We're currently in the midst of a large-scale in-place upgrade campaign for our RHEL 7 and Windows Server 2012 (both R2 and standard versions) to decrease our obsolescence numbers. So far, we've been focusing exclusively on virtual machines using an Ansible playbook that manages everything from snapshots to repo configurations. We've just crossed the milestone of upgrading over 1000 servers!

I'm curious to know how common this approach is. How do you all manage your obsolescence? Also, keep in mind that most of our applications are Java-based, which allows us to isolate the OS version using the JVM.

Thanks a ton for sharing your experiences!

4 Answers

Answered By CuriousNewbie88 On

I'm kind of new to Ansible myself. Could someone share what their playbooks look like? I'm wondering how they check for successful upgrades and whether they mount ISOs or handle snapshots with Ansible.

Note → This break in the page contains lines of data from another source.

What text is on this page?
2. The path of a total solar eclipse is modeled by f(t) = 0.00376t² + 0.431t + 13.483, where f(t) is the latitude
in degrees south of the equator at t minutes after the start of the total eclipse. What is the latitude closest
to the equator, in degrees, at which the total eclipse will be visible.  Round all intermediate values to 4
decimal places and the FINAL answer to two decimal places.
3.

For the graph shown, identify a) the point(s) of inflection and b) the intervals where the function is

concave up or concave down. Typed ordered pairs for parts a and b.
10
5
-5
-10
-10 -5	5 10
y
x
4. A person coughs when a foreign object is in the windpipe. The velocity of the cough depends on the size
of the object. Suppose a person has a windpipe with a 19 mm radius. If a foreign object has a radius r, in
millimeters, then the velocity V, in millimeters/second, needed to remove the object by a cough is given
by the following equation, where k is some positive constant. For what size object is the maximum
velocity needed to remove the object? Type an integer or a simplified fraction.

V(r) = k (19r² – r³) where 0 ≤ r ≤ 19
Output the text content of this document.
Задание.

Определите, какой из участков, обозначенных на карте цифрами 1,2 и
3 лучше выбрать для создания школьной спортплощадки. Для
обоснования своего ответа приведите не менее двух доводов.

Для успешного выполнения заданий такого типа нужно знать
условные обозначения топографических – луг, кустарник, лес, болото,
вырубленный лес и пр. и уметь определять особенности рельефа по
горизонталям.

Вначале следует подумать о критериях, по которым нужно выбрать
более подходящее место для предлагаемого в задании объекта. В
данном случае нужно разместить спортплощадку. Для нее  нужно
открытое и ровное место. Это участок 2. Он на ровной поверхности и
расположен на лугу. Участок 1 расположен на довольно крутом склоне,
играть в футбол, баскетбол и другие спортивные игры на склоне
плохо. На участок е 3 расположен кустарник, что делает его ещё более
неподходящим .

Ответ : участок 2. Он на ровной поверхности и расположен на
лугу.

Answered By TerraformTactician77 On

If it were me at that scale, I'd consider treating the VMs as disposable. Why not use Terraform to blow everything away and redeploy fresh services instead of doing in-place upgrades?

AnsibleAdmirer22 -

Good point! Our pipeline combines Terraform with Ansible, so we can spin up servers pretty quickly. The downside is that our app team isn't quite ready to automate their deployments yet, which slows us down a bit.

Answered By AnsibleFanatic04 On

We actually don't do in-place upgrades. Instead, we rely heavily on Ansible to deploy new servers, then developers transition to the new setup while we decommission the old ones.

Answered By TastyDevOps95 On

Honestly, it sounds like you're a bit behind on the whole migration away from RHEL7. A lot of organizations have been steering clear of that for a couple of years now!

BrightCoder21 -

Yeah, same here! My place has had policies against those upgrades for a while. It's all about keeping up with security and support, after all.